Çağımızda artık, bireyi merkezine alan demokratik yönetim anlayışı hakim konumdadır. Yöneticinin tatmininden önce yönetilenlerin tatminine doğru kaymaktadır. Çünkü bilinmektedir ki yönetilenlerin öncelikli memnuniyeti, yöneticinin de tatminini sağlayacaktır.
İnsan hayat mücadelesi içinde olduğu müddetçe inandığı dava, iş, siyaset alanında hep mücadele içinde olmuş, olmalıda. Belli bir birikim, deneyim, teknik destek, kendini geliştirmesi, çevrenin desteği onu adeta başarıya odaklanmış bir makine haline getirmekte, robotlaştırmaktadır.
Başarılar arttıkça, mücadeleler kazandıkça yeni ufuklar yeni projeler kolay kolay insanın önüne serildikçe kendine öz güveni artan insan baştan beri kendinde olan sıcakkanlılık alçak gönüllülük etrafına zaman ayırma sempatiklik duyarlılık, dinleme, öz eleştiri gibi özelliklerinden uzaklaşmaya başlar. Böbürlenmeye kibirlenmeye dini değerlere toplum duyarlılıklarından uzaklaşmaya kendine hiç olmadığı kadar güvenmeye başladığı an ; gören gözler görmememeye kendinin mükemmel olduğuna etrafındakilerin kendine ayak bağı olduğunu, ailesinin kendine yük olduğunu yaşadığı şehrin kendisi için küçük olduğunu, kendisinin bu makam ve mevkileri zaten hak ettiğine etrafındaki etkenlerin tesadüf olduğuna inandığı an işte o an insanın kaybetmeye en yakın olduğu andır.

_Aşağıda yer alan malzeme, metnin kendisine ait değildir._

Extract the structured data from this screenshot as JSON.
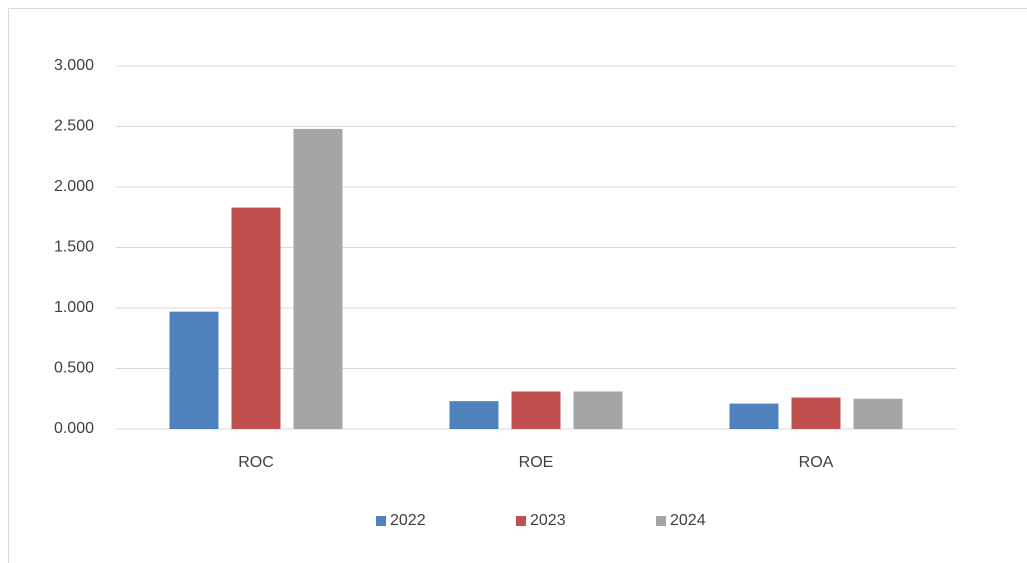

Bu günlerde Ertuğrul diriliş dizisinin revaçta olduğu dizi karakterinde bağcı noyan karekteri de bu anekdota güzel bir örnektir.
1241’de Moğolların İran istilasını yürütmek için Baycu Noyan tayin edilmiştir. Noyan, Anadolu’yu Moğollara bağlayarak büyük Han’ın nazarında itibar kazanmak istemiştir. Kayseri’de toplanan Selçuklu ordusu Erzincan arasındaki Kösedağ mevkiine intikal etmiştir. Özellikle tecrübesiz komutanların Moğollar üzerine hücum edilmesi yönündeki telkinleri üzerine savaş Selçuklu kuvvetlerinin saldırısıyla başlamıştır. Hatta bu komutanların: “Bugün Tanrı Moğolların yanında olsa bile onları yeneriz.” diyerek kibirlendiklerini yazmaktadırlar. Fakat 30 veya 40.000 kişilik Moğol ordusuna karşı 80.000 kişilik Selçuklu ordusu bu ilk taarruzda 20.000’e yakın kayıp vererek dağılmıştır
Öyleyse siyasette, dernek de oda da birlik de, idare de, devlet görevi ifaa eden devlet görevlileri de ticaret hayatında da aile ortamında da insan başarıları arttıkça makam mevkii önüne serildikçe kibirlenip böbürlenmeyi bırakıp nerden geldiğini unutmadan yaşadığı topluma makamına yaraşır davranıp görevini en iyi şekilde yapmaya çalışmalıdır.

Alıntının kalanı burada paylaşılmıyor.